HAICA also attributed the channel’s closure to “suspicions of financial and administrative corruption”, adding that the channel’s ownership by a political party leader “influenced the content of its programmes”.

HAICA had previously seized the channel’s equipment in April 2019 for the same reasons.

The channel is partly owned by former Italian prime minister Silvio Berlusconi.

Karoui—runner-up in the 2019 presidential election which Saied won—had been arrested alongside his brother in Algeria since late August on charges of “entering the country illegally”.

The two were reportedly released on Tuesday upon a request from their lawyers, according to Algerian and Tunisian media.
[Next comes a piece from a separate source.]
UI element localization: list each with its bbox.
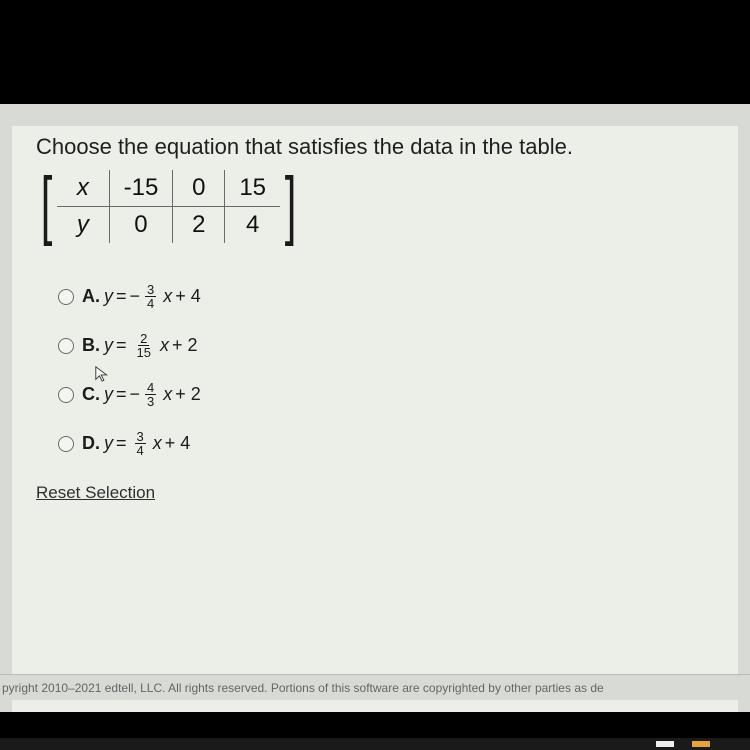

Karoui, the leader of the Qalb Tounes (Liberal) party, has been under investigation in his home country since 2017 in a money laundering and tax evasion case.

He was arrested in 2019 and spent more than a month in prison during his election campaign, before another six months of preventive detention that ended in June this year.

The business mogul allied himself during the election campaign with the Islamist-inspired Ennahdha party, Saied’s nemesis, although Karoui opposed Islamist policies and campaigned against poverty.

Following Saied’s July 25 power grab, local media spoke of Karoui’s “flight” abroad.

In early October, Tunisian authorities seized broadcasting equipment used by another channel, Zitouna TV, which HAICA also said had been operating illegally.

Zitouna TV is considered close to Ennahdha and its ally Al-Karama, both of which oppose Saied’s power grab.